Importanti sviluppi di questa linea di ricerca si devono a Giulio La Volpe (1909-1996) e Giuseppe Palomba (1908-1986). La Volpe prende in esame sentieri dinamici costruiti a partire dall’ipotesi che il sistema economico sia sottoposto a cambiamenti («fattori di dinamismo») da cui derivano «le variazioni che le incognite economiche subiscono nel corso di un intervallo di tempo» (Ricerche di dinamica economica corporativa, 1938, p. 81). Questo punto di vista, per alcuni aspetti simile al metodo degli equilibri temporanei sviluppato quasi contemporaneamente da John Hicks in Value and capital. An inquiry into some fundamental principles of economic theory (1939), conduce all’individuazione di strutture intertemporali di vincoli, e alla determinazione di «equilibri temporanei» di quantità e prezzi in cui le configurazioni di equilibrio risultano circoscritte a intervalli temporali specifici.
In particolare, La Volpe distingue gli effetti di cambiamenti che intervengono nel passaggio da un periodo all’altro rispetto agli effetti di cambiamenti che derivano da «connessioni intertemporali» (come nel caso di cambiamenti ereditari e cumulativi, così come di cambiamenti attesi). Risultati importanti delle ricerche di La Volpe sono il superamento del concetto di equilibrio dinamico stazionario e la concezione della dinamica economica come processo generato dall’operare pressoché ininterrotto delle variazioni esogene (cfr. anche G. La Volpe, 1993 (I ed. 1936); di Matteo 1993; Morishima 1993).
Palomba segue un punto di vista diverso. Anziché esaminare in che modo fattori esogeni (e in parte cumulativi) di dinamismo incidono sulle configurazioni di equilibrio temporaneo in ciascun periodo, Palomba colloca al centro della sua analisi
il rapporto fra il numero delle maniere secondo cui ν unità di beni strumentali possono ripartirsi fra le n imprese e il numero delle maniere secondo cui μ unità di beni diretti e strumentali insieme possono ripartirsi fra le stesse n imprese (μ >ν ) (Introduzione allo studio della dinamica economica, 1939, p. 79).
Questo rapporto è considerato misura del grado di complessità dell’equilibrio economico ed è interpretato come
espressione della probabilità che un’impresa qualsiasi, scelta a caso, sia produttrice di beni strumentali, ammesso che ciascuna impresa produca solo beni diretti o solo beni strumentali; ovvero come espressione della proporzione più probabile del volume di beni strumentali rispetto al volume complessivo prodotto da ciascuna impresa, ammesso che ciascuna impresa […] possa produrre – promiscuamente – le due specie di beni (pp. 81-82).

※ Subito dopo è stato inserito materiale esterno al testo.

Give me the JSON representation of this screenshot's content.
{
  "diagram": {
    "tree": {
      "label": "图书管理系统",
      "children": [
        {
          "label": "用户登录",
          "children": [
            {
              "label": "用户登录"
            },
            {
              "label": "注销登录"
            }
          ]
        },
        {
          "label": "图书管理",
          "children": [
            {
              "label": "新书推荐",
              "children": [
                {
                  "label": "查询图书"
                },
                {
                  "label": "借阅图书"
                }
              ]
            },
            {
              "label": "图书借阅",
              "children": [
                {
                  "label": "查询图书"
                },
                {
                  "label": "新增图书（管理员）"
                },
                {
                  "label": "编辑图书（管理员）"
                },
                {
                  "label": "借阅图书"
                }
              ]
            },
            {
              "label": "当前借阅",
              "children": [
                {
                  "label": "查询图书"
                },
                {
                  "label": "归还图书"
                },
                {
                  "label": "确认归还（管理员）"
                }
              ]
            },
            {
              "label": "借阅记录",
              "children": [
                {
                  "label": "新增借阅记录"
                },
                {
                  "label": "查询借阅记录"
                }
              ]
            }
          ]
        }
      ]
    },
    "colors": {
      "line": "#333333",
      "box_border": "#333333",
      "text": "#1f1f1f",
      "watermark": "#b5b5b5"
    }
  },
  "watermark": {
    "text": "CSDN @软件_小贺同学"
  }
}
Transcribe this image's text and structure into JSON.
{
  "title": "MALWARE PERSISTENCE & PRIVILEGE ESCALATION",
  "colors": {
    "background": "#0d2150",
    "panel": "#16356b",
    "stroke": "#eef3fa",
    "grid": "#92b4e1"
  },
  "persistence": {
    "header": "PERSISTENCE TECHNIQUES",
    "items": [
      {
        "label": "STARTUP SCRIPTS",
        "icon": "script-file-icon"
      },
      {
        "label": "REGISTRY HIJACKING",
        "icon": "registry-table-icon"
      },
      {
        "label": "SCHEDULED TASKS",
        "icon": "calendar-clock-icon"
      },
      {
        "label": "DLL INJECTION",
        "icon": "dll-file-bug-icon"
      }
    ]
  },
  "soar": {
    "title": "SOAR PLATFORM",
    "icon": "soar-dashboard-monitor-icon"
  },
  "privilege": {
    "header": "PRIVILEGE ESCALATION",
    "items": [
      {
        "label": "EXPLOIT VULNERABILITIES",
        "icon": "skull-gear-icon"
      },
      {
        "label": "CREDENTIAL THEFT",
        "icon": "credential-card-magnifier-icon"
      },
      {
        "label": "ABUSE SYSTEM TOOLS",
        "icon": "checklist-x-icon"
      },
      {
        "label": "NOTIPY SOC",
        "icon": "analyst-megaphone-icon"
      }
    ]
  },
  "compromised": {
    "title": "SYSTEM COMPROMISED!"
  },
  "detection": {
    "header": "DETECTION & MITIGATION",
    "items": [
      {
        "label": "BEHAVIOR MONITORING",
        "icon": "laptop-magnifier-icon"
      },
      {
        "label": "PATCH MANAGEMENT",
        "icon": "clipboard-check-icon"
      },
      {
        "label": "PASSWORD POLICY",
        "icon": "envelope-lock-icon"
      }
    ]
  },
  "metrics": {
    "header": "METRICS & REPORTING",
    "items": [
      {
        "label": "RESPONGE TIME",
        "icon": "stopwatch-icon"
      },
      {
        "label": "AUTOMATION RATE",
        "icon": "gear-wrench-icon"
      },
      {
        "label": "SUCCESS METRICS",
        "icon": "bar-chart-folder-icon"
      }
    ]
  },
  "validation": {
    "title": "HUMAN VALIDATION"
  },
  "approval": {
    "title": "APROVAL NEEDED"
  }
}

Su queste premesse Palomba costruisce una teoria della trasmissione delle perturbazioni all’interno del sistema economico che distingue tra sequenze produttive più stabili e meno stabili e collega il massimo numero di possibili trasformazioni industriali («diversioni») ai «gradi intermedi di lavorazione»:
Mano a mano che [l’]unità di bene strumentale acquista consistenza e fisonomia la probabilità della diversione aumenta […] per raggiungere un certo massimo ed iniziare a decrescere in quel punto in cui la sua fisonomia è, sensibilmente, modellata sulla fisonomia propria al bene pronto per il consumo diretto di pertinenza del ciclo produttivo specifico in esame (p. 129).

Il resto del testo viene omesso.